The similarities between these family-centered medical home practice behaviors and the practice behaviors essential to infant mental health (IMH) services are striking. The importance of establishing collaborative relationships with parents is fundamental to the success of IMH work and recognizing the unique nature of each family, including their needs and strengths, is central to IMH practice. In addition, IMH work emphasizes the necessity of collaborating, invoking a systems perspective that takes into account the family’s environmental context, relationships with community providers and resources, and facilitating linkages when appropriate. The value of creating real relationships with infants and toddlers and their families where IMH providers can delight in their developmental achievements and highlight a dyad’s growing sense of confidence in their parent-child relationship resonates with the family-centered medical home providers’ emphasis on celebrating the successes of children and families.
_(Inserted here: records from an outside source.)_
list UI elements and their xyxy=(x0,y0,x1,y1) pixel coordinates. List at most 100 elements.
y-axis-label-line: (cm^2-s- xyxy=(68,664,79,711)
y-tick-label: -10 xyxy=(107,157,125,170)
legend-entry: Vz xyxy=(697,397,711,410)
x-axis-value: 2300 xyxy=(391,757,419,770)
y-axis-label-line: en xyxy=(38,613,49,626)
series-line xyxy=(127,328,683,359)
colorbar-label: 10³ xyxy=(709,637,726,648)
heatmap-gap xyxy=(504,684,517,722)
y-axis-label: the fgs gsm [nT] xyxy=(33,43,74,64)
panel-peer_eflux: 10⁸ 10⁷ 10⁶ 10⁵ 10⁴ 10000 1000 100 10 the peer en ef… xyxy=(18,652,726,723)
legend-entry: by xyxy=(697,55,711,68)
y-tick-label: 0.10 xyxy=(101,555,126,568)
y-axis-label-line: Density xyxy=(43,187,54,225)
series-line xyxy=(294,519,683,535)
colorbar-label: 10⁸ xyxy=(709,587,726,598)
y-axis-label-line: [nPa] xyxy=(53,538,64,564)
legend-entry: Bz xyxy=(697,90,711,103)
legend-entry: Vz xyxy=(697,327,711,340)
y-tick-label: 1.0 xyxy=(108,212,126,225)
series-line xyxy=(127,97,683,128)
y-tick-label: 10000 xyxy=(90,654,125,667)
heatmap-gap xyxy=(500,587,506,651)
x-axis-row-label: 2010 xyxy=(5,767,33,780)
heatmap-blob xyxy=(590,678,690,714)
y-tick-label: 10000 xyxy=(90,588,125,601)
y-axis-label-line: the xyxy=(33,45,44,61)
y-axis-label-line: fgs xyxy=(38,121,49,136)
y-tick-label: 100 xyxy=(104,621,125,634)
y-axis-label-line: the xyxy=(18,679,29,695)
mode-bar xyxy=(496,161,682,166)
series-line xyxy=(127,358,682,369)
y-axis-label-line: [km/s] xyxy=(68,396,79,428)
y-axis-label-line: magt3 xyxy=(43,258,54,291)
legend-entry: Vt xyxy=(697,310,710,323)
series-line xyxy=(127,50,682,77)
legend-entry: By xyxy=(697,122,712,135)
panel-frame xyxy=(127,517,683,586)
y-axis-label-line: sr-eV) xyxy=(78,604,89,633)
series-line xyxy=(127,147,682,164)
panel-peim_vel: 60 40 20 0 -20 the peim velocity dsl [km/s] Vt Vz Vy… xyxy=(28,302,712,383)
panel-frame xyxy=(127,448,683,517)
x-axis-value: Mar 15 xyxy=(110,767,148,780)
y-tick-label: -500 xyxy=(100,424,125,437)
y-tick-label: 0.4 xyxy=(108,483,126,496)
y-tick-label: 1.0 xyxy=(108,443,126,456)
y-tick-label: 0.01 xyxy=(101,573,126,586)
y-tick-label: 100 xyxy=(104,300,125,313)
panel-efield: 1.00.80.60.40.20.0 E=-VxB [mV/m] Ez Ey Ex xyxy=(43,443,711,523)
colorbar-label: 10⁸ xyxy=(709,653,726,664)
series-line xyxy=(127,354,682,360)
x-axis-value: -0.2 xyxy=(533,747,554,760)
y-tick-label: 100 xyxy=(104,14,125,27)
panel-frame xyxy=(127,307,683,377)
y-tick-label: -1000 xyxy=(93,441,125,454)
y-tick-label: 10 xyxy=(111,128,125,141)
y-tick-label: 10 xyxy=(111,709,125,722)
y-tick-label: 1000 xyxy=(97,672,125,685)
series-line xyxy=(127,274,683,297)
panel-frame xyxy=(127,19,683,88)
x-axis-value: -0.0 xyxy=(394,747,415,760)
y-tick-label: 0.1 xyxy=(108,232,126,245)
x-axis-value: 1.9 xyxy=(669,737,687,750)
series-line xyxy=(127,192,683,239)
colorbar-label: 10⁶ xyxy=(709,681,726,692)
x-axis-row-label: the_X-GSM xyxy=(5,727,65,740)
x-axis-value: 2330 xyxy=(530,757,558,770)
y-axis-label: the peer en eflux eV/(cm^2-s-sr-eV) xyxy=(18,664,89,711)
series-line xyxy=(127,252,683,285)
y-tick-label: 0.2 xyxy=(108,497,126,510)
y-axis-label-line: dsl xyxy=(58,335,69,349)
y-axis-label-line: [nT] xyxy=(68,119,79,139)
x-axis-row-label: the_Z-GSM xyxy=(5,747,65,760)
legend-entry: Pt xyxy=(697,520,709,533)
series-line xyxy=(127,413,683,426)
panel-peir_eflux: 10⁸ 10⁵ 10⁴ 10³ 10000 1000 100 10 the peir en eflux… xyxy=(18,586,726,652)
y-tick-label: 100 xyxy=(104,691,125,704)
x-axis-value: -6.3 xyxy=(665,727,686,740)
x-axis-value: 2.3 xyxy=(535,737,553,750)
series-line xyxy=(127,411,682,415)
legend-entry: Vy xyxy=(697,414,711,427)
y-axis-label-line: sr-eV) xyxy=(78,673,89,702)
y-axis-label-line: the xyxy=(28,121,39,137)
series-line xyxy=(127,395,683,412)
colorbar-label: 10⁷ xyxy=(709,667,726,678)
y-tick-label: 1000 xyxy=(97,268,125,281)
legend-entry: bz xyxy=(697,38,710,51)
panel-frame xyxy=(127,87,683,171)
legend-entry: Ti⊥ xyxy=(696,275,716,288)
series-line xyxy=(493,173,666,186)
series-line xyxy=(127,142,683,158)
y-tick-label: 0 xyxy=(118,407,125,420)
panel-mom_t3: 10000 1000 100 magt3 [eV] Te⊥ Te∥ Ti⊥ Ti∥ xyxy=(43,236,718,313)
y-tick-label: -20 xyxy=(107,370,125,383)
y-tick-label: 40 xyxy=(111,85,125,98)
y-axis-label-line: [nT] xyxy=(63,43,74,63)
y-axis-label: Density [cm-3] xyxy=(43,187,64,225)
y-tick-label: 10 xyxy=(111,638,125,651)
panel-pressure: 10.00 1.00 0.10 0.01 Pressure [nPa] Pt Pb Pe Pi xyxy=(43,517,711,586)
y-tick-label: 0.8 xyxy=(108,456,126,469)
The family-centered medical home is relationship-driven in that the pediatricians are encouraged to assess and support parent-child relationships through the authentic and conscientious establishment of a relationship with parents (AAP, 2012; Kraft, 2013; Malouin, 2013; Rushton & Kraft, 2013). In addition, the family-centered medical home model highlights the value of establishing strong relationships with community-based resources and providers in order to create a nest of sorts that will support the developing child and his or her family (Kraft, 2013; Malouin, 2013). This model reflects a growing attention to the value of relationships, in terms of their longitudinal impacts on health and wellness, and it provides a new opportunity for IMH and early childhood professionals to further expand their work in the context of these pediatric practices. We look forward to learning more about the family-centered medical home in the context of work with infants and toddlers from Dr. Kraft on May 18th at the 2015 Biennial MI-AIMH Conference in Kalamazoo.
American Academy of Pediatrics (2012). Patient and family-centered care and the pediatrician’s role. Pediatrics, 129(2), 394-404.
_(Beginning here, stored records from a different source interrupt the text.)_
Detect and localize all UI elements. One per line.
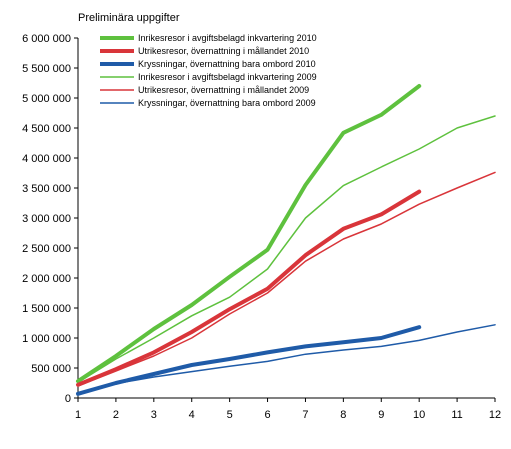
- y-tick-label: 1 500 000: [22, 303, 71, 315]
- x-tick-label: 5: [227, 409, 233, 421]
- x-tick-label: 7: [302, 409, 308, 421]
- legend-label: Kryssningar, övernattning bara ombord 20…: [138, 98, 316, 108]
- legend-label: Inrikesresor i avgiftsbelagd inkvarterin…: [138, 33, 317, 43]
- y-tick-label: 5 500 000: [22, 63, 71, 75]
- series-line-2: [76, 189, 422, 387]
- y-tick-label: 4 500 000: [22, 123, 71, 135]
- x-tick-label: 10: [413, 409, 425, 421]
- y-tick-label: 1 000 000: [22, 333, 71, 345]
- legend-label: Utrikesresor, övernattning i mållandet 2…: [138, 85, 309, 95]
- series-line-6: [77, 324, 496, 396]
- y-tick-label: 2 500 000: [22, 243, 71, 255]
- y-tick-label: 0: [65, 393, 71, 405]
- x-tick-label: 9: [378, 409, 384, 421]
- chart-title: Preliminära uppgifter: [78, 12, 180, 24]
- y-tick-label: 3 000 000: [22, 213, 71, 225]
- legend-label: Inrikesresor i avgiftsbelagd inkvarterin…: [138, 72, 317, 82]
- x-tick-label: 12: [489, 409, 501, 421]
- y-tick-label: 5 000 000: [22, 93, 71, 105]
- series-layer: [76, 84, 496, 396]
- legend: Inrikesresor i avgiftsbelagd inkvarterin…: [100, 33, 317, 108]
- series-line-1: [76, 84, 422, 384]
- x-tick-label: 11: [451, 409, 462, 421]
- axes: 0 500 000 1 000 000 1 500 000 2 000 000 2 500…: [22, 33, 501, 421]
- legend-label: Kryssningar, övernattning bara ombord 20…: [138, 59, 316, 69]
- x-tick-label: 2: [113, 409, 119, 421]
- y-tick-label: 2 000 000: [22, 273, 71, 285]
- y-tick-label: 4 000 000: [22, 153, 71, 165]
- x-tick-label: 3: [151, 409, 157, 421]
- y-tick-label: 500 000: [31, 363, 71, 375]
- y-tick-label: 6 000 000: [22, 33, 71, 45]
- y-tick-label: 3 500 000: [22, 183, 71, 195]
- x-tick-label: 8: [340, 409, 346, 421]
- x-tick-label: 4: [189, 409, 195, 421]
- x-tick-label: 6: [264, 409, 270, 421]
- series-line-4: [77, 115, 496, 384]
- legend-label: Utrikesresor, övernattning i mållandet 2…: [138, 46, 309, 56]
- x-tick-label: 1: [75, 409, 81, 421]
- series-line-3: [76, 325, 422, 396]
- series-line-5: [77, 171, 496, 387]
Kraft, C. (2013). Building brains, forging futures: A call to action for the family-centered medical home. Zero to Three, September, 16-21.
Malouin, R. (2013). Positioning the Family and the Patient at the Center: A Guide to Family and Patient Partnership in the Medical Home. Elk Grove Village, IL: American Academy of Pediatrics, National Center for Medical Home Implementation.
Rushton, F.E & Kraft, C. (2013). Family support in the family-centered medical home: An opportunity for preventing toxic stress and its impact in young children. Child Abuse and Neglect, 37S, 41-50.